When Daphne returned to the front room, she found her husband sitting and idly thumbing through a magazine.
“Well?” he asked, “How’d it go?”
She grimaced, “I think you need to go up to the school tomorrow.”
Niles seemed to deflate.
The next day, Niles told the girls that he would pick them up from school, prompting them each to remind him that they had activities after school, so he wouldn’t need to be there until at least an hour after dismissal. Of course, he had ulterior motives for his trip and arrived only shortly after the last bell rang.

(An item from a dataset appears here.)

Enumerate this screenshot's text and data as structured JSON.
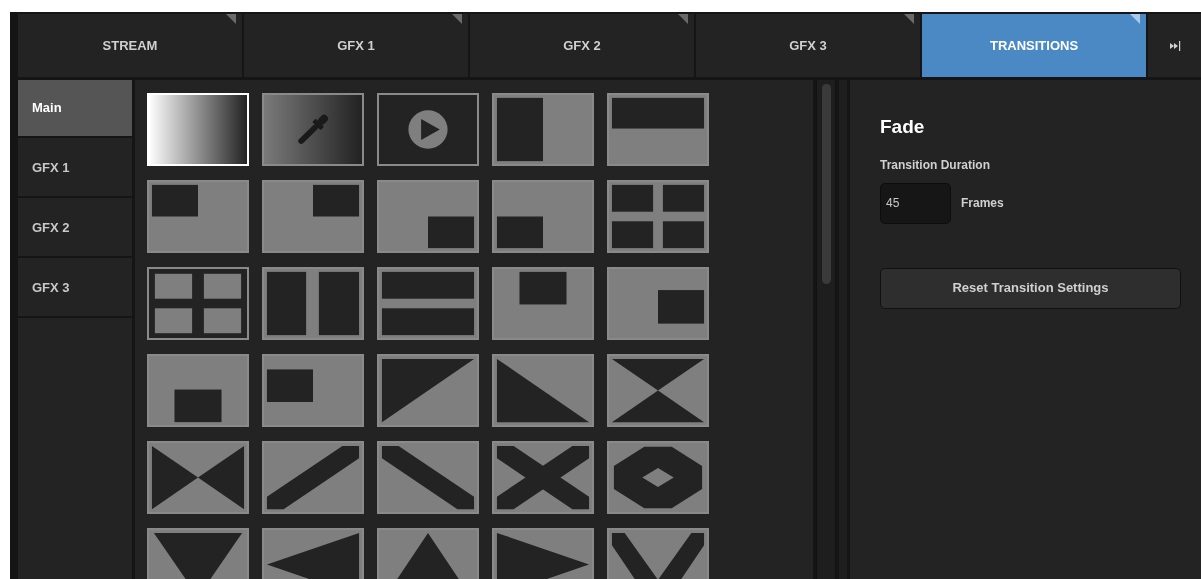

As he should have expected for the time of day, the parking lot was filled with vehicles-- parents picking up students, teachers and staff who had not yet ended their work day, even some cars belonging to older students. This meant that he had to park quite a distance from the front entrance to the school. Exiting his car, he grumbled about the distance he would have to walk-- all the way around the sports fields-- and the weather, which was threatening rain.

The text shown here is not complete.